Właśnie spod Szerokiego Upłazu 20
marca 1987 zeszła lawina z nawisu na
krawędzi szerokiego Upłazu i zatrzymała
się poniżej górnego płaju na wysokości 1050 m n.p.m. Długość lawiny 1 km. Masa spiętrzonego śniegu
sięgała wówczas 15 m i wytopiła się ostatecznie w końcu lipca.

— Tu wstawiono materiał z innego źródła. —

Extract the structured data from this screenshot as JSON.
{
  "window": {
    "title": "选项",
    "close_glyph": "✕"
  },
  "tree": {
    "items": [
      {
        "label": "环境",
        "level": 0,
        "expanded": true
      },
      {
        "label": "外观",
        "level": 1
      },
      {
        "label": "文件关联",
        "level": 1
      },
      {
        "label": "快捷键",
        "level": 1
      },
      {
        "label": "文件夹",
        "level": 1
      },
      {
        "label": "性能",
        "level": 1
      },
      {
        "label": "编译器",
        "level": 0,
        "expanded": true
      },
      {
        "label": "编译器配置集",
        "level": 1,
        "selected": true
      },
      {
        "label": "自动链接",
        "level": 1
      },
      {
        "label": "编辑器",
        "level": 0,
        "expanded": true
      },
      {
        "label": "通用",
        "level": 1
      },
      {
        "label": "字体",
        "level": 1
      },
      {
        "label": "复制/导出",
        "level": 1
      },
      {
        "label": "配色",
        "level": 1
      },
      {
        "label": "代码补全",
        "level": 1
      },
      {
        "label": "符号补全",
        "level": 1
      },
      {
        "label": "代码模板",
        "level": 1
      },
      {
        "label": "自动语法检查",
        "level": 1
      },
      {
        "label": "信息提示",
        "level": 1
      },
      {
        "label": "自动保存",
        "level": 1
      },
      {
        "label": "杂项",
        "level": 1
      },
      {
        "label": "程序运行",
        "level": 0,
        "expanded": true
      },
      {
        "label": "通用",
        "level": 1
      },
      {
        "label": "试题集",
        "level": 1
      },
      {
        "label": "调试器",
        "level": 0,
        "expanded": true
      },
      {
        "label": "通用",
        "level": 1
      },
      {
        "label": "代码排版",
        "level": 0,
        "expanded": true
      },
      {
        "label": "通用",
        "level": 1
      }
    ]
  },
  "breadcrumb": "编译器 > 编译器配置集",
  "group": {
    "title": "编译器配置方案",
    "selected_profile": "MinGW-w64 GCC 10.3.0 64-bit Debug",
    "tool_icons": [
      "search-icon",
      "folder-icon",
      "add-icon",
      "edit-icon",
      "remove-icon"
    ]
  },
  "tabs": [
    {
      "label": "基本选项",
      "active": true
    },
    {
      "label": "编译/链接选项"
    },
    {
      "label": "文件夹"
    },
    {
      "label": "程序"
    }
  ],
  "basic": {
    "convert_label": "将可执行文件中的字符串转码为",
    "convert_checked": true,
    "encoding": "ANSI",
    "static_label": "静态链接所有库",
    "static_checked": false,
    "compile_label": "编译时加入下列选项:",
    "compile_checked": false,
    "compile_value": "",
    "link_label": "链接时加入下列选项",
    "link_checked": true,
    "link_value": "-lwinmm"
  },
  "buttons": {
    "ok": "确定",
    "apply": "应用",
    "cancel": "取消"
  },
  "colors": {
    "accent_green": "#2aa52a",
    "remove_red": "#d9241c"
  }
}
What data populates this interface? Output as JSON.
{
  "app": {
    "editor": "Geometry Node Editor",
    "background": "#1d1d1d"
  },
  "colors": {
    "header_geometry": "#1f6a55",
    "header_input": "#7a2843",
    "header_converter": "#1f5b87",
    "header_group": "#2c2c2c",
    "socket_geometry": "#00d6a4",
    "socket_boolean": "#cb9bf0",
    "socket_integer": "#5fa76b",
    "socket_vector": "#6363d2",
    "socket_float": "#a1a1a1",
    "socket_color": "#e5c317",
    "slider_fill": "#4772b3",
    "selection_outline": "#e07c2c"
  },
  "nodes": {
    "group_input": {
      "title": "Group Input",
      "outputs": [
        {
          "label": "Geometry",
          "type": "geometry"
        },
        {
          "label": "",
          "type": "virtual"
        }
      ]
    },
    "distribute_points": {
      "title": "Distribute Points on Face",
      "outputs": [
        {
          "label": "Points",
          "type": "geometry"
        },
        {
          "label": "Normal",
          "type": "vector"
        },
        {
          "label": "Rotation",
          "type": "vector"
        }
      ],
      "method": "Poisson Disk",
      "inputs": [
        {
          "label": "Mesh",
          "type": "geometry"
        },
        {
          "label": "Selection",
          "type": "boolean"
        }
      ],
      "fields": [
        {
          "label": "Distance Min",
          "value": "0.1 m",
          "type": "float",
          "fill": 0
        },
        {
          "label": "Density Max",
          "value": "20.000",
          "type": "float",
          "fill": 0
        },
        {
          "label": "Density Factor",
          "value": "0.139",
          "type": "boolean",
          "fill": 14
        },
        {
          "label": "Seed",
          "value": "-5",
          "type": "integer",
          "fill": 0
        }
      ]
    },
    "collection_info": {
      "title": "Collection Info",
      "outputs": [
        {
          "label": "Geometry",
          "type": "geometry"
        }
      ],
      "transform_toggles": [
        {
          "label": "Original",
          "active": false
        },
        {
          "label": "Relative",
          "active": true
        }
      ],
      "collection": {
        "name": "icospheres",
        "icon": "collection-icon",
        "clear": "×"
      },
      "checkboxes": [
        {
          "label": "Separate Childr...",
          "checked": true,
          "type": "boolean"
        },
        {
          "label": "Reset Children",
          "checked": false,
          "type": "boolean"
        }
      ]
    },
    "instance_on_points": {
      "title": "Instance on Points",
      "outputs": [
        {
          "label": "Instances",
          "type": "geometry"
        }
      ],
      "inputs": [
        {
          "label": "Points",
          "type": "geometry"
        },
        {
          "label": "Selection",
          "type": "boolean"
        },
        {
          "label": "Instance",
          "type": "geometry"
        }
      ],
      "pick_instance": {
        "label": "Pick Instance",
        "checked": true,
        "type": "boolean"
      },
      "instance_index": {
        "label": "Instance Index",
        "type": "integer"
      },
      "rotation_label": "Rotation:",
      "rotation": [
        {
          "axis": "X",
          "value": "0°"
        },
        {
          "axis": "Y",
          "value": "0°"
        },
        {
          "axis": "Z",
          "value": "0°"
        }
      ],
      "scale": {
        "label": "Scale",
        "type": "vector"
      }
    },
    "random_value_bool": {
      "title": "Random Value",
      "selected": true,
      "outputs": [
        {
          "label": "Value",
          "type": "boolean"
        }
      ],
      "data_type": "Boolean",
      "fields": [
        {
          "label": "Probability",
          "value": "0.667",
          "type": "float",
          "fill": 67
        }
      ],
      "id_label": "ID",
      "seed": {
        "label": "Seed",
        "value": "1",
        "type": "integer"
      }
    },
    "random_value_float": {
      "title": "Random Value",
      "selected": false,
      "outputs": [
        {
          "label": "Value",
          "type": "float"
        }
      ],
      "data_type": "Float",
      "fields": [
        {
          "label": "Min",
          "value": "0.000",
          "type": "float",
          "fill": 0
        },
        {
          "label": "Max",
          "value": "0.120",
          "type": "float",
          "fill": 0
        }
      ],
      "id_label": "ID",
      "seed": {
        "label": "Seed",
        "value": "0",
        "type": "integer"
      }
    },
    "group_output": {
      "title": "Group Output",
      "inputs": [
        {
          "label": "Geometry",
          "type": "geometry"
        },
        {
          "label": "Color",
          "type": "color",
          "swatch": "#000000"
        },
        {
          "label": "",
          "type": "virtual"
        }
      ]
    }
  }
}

Niszczenie drzewostanu przez
lawiny w źlebie głównym na przestrzeni tysiącleci spowodowało obniżenie w tym
miejscu górnej granicy lasu do 1200 m n.p.m. gdy normalnie jest to około 1400 m
n.p.m.
Prof. Adam Łajczak badacz Babiej
Góry wspomina w monografii Parku (BgPN),
że mała lawina pod Kościołkami w lutym 1980 roku zabiła 3 turystów. Materiały
publikowane przez Park nie wspominają o tej tragedii. Może Michał Bartyzell, Paweł
Franczak coś wie.
No i o najbardziej śnieżnej zimie
na Babiej Górze, była to zima w 1975/1976. Wówczas Schronisko na Markowych było
całkowicie zasypane 5 metrów, śnieg w kilku punktach m.in. w kotle Kościółków
był obserwowany jeszcze 10 sierpnia 1976. Podobnie chociaż trochę mniej było
podczas drugiej co do wielkości śnieżnej zimy 2003/2004. Gdy mówię o kotle pod
Kościółkami to pod koniec zimy 1976 nagromadziło się tam 10 metrów śniegu z
powodu nawiewania.
W ogóle masywie jest 8 punktów tzw. wyleżysk śnieżnych gdzie po śnieżnych zimach płaty zalęgają nawet w
lipcu. Są to m.in. wspomniany kocioł pod
Kościołkami, koło ruin BeskidVereinu, nisza pod Diablakiem,
Zimna Dolinka, koło Kępy. Za ważny dowód
o występowaniu w połowie XIX wieku wieloletnich płatów śniegu jest akwarela
Walerego Eljasza-Radzikowskiego
przedstawiająca Babią z Barankowej, w dniu 3 sierpnia zalegał tam
śnieg dość dużych rozmiarów. Mógł
przetrwać do następnego roku. Jowinowi Bończy Bystrzyckiemu
astronomowi króla Poniatowskiego, który wspomina o 8-letnim śniegu w kotle pod
Kościółkami nie wierzę bo jego obecność na Babiej w 1782 roku jest poddawana pod wątpliwość.
Uwagi Czytelników
Sprawdziłem
temat dotyczący śmierci 3 turystów w lutym 1980 r. Profesor Łajczak pisze o tym
zdarzeniu także w najnowszej monografii przyrody nieożywionej Babiej Góry,
której .pdf już jest, a druk ukaże się jeszcze w tym roku.
Pisze w niej, że
trójka turystów zginęła poprzez podejście zbyt blisko nawisu śnieżnego
powstałego tej zimy na 70 m ścianie skalnej Kościółków. (Paweł Franczak)
Pamiętam jeszcze
wiosnę 1975 roku, kiedy to nieduże płaty śniegu zalegały na Babiej Górze do lipca.